NEW DELHI: The government has finalised the structure of the infrastructure debt funds announced in the 2011-12 budget aimed at attracting long-term funds to boost the country's creaky core sector.
A finance ministry statement said the Reserve Bank of India (RBI) will issue regulations for setting up of infrastructure debt funds (DFs) under the company route. An IDF may be set up either as a trust or as a company. A trust based IDF would be a mutual fund that would issue units while a company based IDF would be a non-banking finance company (NBFC) that would issue bonds.
The finance ministry said an IDF would have to be registered in India and regulated by one of the financial regulators. A trust based IDF would be regulated by the stock market regulator -- Securities and Exchange Board of India ( SEBI) -- while an IDF set up as a NBFC would be regulated by the RBI.
Finance minister Pranab Mukherjee in his budget speech had announced setting up of IDF's to accelerate and boost the flow of long-term debt in infrastructure projects. To attract off-shore funds into IDFs, the government had announced that withholding tax on interest payments on the borrowings by IDFs would be reduced from 20% to 5% while the income of IDFs would be exempt from income tax.

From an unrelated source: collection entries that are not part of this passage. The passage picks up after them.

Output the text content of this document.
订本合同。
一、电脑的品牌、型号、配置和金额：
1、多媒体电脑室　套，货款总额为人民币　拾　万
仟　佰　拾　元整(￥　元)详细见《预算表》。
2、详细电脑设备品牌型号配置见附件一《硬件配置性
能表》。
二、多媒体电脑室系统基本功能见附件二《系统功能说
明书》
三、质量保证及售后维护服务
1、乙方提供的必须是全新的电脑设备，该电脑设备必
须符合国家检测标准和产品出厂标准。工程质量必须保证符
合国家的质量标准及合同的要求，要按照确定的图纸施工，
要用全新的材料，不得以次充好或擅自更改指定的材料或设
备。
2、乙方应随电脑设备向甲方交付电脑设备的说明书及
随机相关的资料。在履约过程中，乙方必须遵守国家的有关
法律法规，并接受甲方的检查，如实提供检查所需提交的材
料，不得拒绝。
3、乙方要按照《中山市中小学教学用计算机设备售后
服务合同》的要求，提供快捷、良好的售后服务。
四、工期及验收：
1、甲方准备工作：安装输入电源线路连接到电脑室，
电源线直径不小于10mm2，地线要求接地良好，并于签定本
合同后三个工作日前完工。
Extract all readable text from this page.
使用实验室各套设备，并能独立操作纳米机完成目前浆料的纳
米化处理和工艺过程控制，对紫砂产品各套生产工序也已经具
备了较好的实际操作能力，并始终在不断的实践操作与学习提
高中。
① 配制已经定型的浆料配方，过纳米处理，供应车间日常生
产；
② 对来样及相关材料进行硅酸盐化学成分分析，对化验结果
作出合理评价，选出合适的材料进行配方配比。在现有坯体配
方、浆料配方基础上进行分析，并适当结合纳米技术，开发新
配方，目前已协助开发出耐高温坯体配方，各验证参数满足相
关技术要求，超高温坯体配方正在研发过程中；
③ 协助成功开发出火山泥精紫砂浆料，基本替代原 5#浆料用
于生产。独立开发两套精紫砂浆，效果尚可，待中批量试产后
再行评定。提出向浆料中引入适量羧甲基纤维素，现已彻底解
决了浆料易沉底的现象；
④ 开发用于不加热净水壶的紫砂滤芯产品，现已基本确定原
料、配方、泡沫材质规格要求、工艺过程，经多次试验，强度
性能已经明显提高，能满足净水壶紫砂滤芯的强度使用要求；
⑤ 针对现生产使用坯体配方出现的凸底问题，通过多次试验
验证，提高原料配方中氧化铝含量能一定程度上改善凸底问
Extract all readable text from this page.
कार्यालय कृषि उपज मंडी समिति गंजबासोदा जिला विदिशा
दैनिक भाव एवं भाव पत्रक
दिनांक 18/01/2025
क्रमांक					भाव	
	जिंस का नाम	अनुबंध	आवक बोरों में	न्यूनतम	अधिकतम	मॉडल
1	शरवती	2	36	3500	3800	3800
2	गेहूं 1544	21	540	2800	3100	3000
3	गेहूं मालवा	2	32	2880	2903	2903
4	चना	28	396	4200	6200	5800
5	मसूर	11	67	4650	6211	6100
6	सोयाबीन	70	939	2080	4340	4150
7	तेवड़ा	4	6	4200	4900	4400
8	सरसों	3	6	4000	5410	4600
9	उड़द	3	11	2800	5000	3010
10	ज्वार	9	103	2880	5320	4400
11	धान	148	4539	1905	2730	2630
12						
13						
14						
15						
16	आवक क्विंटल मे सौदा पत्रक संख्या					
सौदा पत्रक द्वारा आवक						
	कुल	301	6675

India has huge infrastructure funding needs and intends to spend nearly $1 trillion in five years from 2012-2017 to shore up roads, ports, highways and airports to sustain rapid economic growth. The finance ministry statement said in case of an IDF that issues bonds, credit enhancement inherent in public private partnership (PPP) projects would be available. Such IDFs would refinance PPP projects after their construction is completed and have been in operation for at least one year. In case of IDFs that issue units, greater credit risk would be borne by the investors who will be free to seek higher returns. Mutual funds would be particularly useful for non PPP projects. The IDFs are also expected to help develop a robust secondary market for bonds.
IDF as a trust
Any domestic entity regulated by a financial sector regulator could be the sponsor. The role of the sponsor will be to responsibly deploy the investor funds into viable assets and ensure highest returns for the investors and to manage all associated functions like book-keeping
It would raise resources through issue of rupee denominated units of minimum five year maturity, which would be listed in a recognized stock exchange and trade- able among equivalent (domestic vs. foreign) investors.
IDF as a company
It could be set up by one or more sponsors, including NBFCs, infrastructure finance companies or banks.
It would raise resources through issue of either rupee or dollar denominated bonds of minimum 5 year maturity, which would be tradeable among equivalent (domestic vs. foreign) investors.